The crux with most grime albums is that the spur of the moment intensity that defines the best pirate radio sessions – still the most thrilling, telling medium to experience the genre through – doesn’t translate to the CD format. In the case of Dirty Goodz’ Axiom and Dizzee Rascal’s Boy In Da Corner, probably grime’s best two CDs to date, they overcame this by packing every syllable with meaning – though Dizzee’s bitter, paranoid diary entries were far more effecting than Doogz’ focus on wordplay and micro-narratives. The vocals on Generally Speaking aren’t as memorable as either, but as far as translating radio bars to fully-grown songs and chucking in the odd slightly tenuous concept or conscious track goes (and this album’s ‘Heard You Been Smokin’ is far preferable to ‘Shape Shifter’ from Skepta’s last album), it’s efficient.

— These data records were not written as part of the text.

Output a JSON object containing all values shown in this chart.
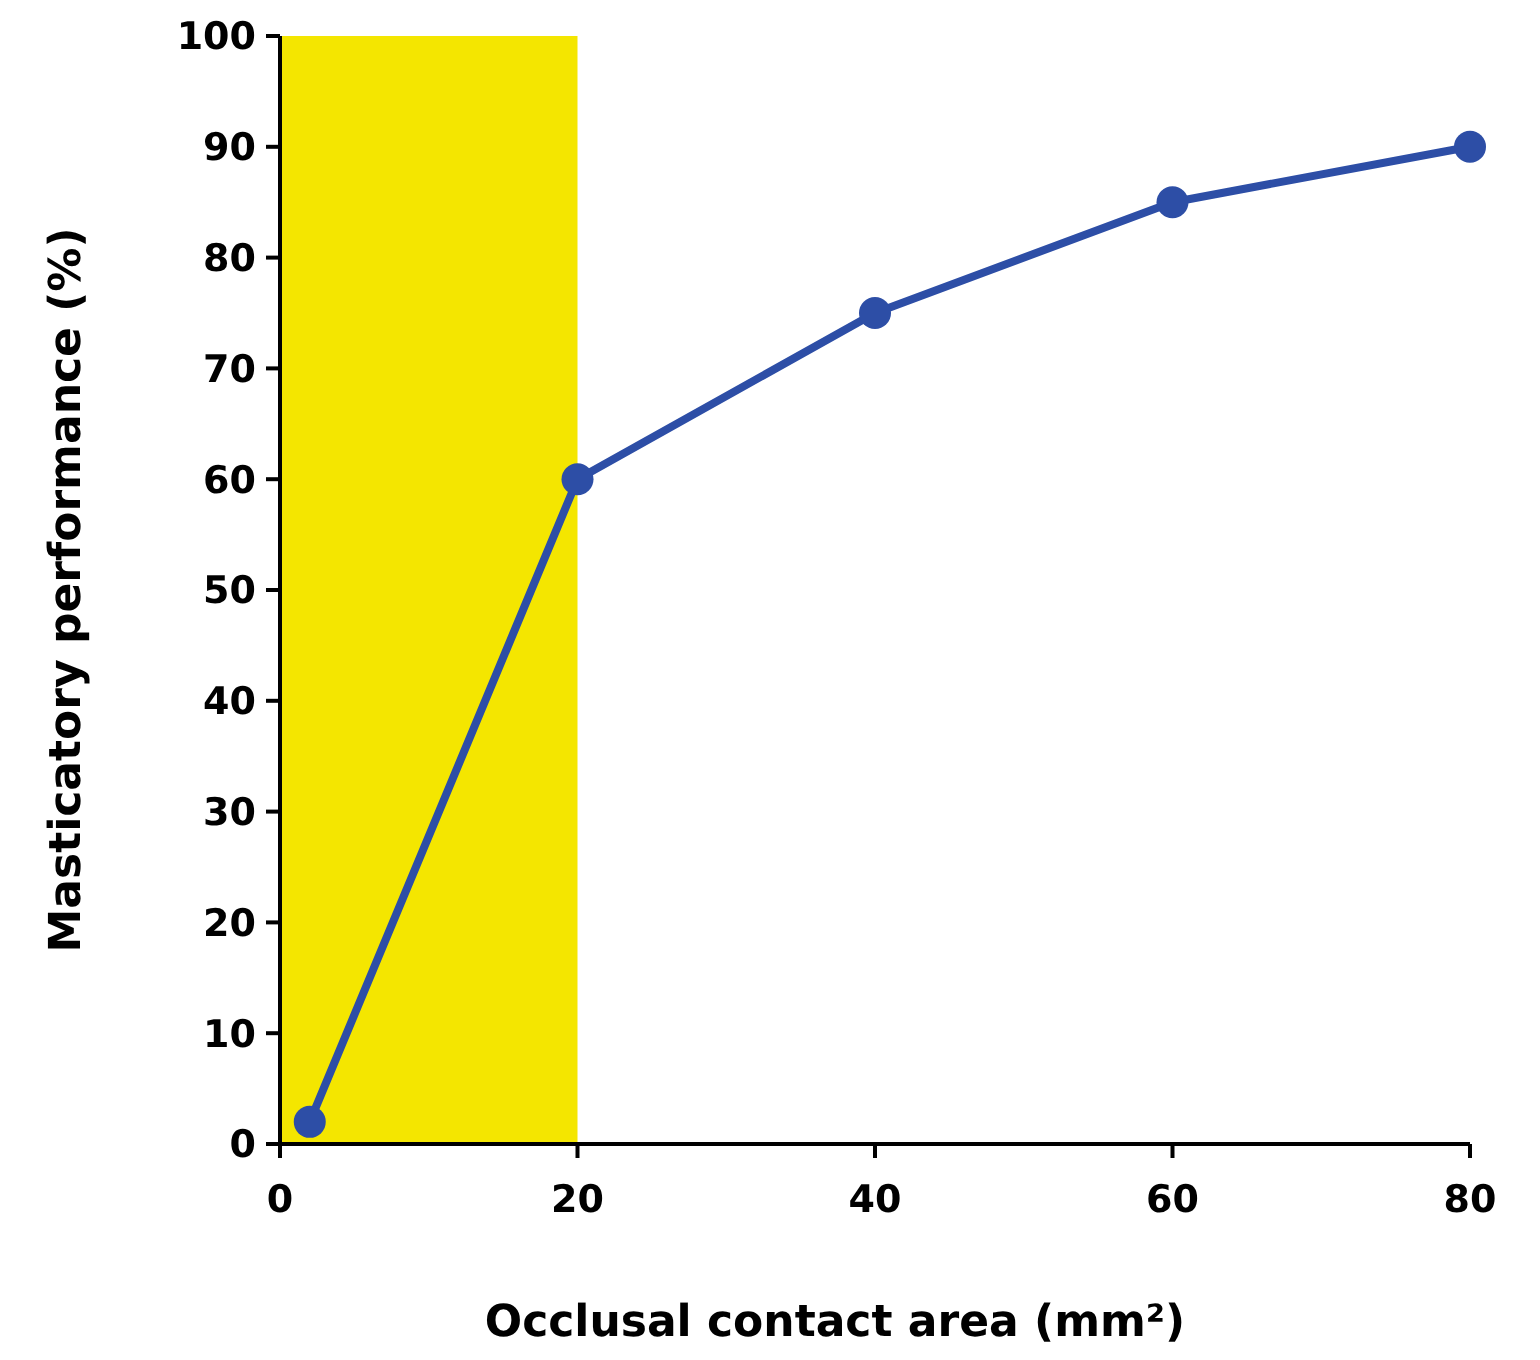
{
  "chart_data": {
    "type": "line",
    "xlabel": "Occlusal contact area (mm²)",
    "ylabel": "Masticatory performance (%)",
    "x": [
      2,
      20,
      40,
      60,
      80
    ],
    "series": [
      {
        "color": "#2d4ea6",
        "values": [
          2,
          60,
          75,
          85,
          90
        ]
      }
    ],
    "xlim": [
      0,
      80
    ],
    "xticks": [
      0,
      20,
      40,
      60,
      80
    ],
    "ylim": [
      0,
      100
    ],
    "yticks": [
      0,
      10,
      20,
      30,
      40,
      50,
      60,
      70,
      80,
      90,
      100
    ],
    "bands": [
      {
        "axis": "x",
        "from": 0,
        "to": 20,
        "color": "#f4e600"
      }
    ],
    "marker": "circle",
    "line_style": "solid"
  }
}
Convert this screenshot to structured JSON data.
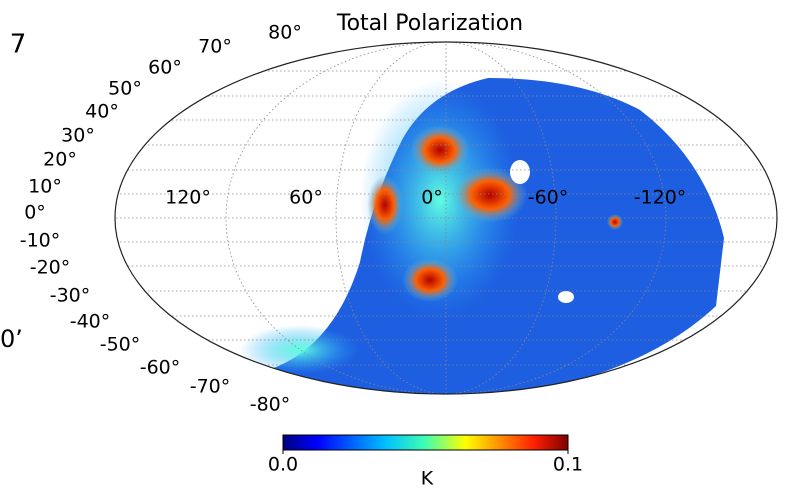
{
  "header": {
    "title": "Total Polarization"
  },
  "edge_fragments": [
    "7",
    "0’"
  ],
  "latitude_labels": [
    "80°",
    "70°",
    "60°",
    "50°",
    "40°",
    "30°",
    "20°",
    "10°",
    "0°",
    "-10°",
    "-20°",
    "-30°",
    "-40°",
    "-50°",
    "-60°",
    "-70°",
    "-80°"
  ],
  "longitude_labels": [
    "120°",
    "60°",
    "0°",
    "-60°",
    "-120°"
  ],
  "colorbar": {
    "label": "K",
    "clim": [
      0,
      0.1
    ],
    "ticks": [
      {
        "value": 0,
        "label": "0.0"
      },
      {
        "value": 0.1,
        "label": "0.1"
      }
    ]
  }
}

Efficient’s probably the word that best describes this album – there’s some genuinely inventive production turns, from the looped bong-hits on ‘Smokin’ to the muddy rave sirens and distorted vocals on ‘Head Get Mangled’, but even ‘Bell Dem Slags’, which is as close to alien as Generally Speaking gets, is comfortably more conventional than Wiley or Terror Danjah’s taut, cyborg productions. But Newham Generals have always been pretty efficient: Footsie’s grime’s ultimate straight man, and D Double’s MCing was always more about the understated threat to his casual weirdness than getting worked up. Generally Speaking’s no Boy In Da Corner – in fact, it’s not even close – but it finds the Newhams translating that personality effectively to the album format, and on the occasions where they step it up a notch (especially ‘Pepper’, which is the best thing here by miles) it’s close to devastating.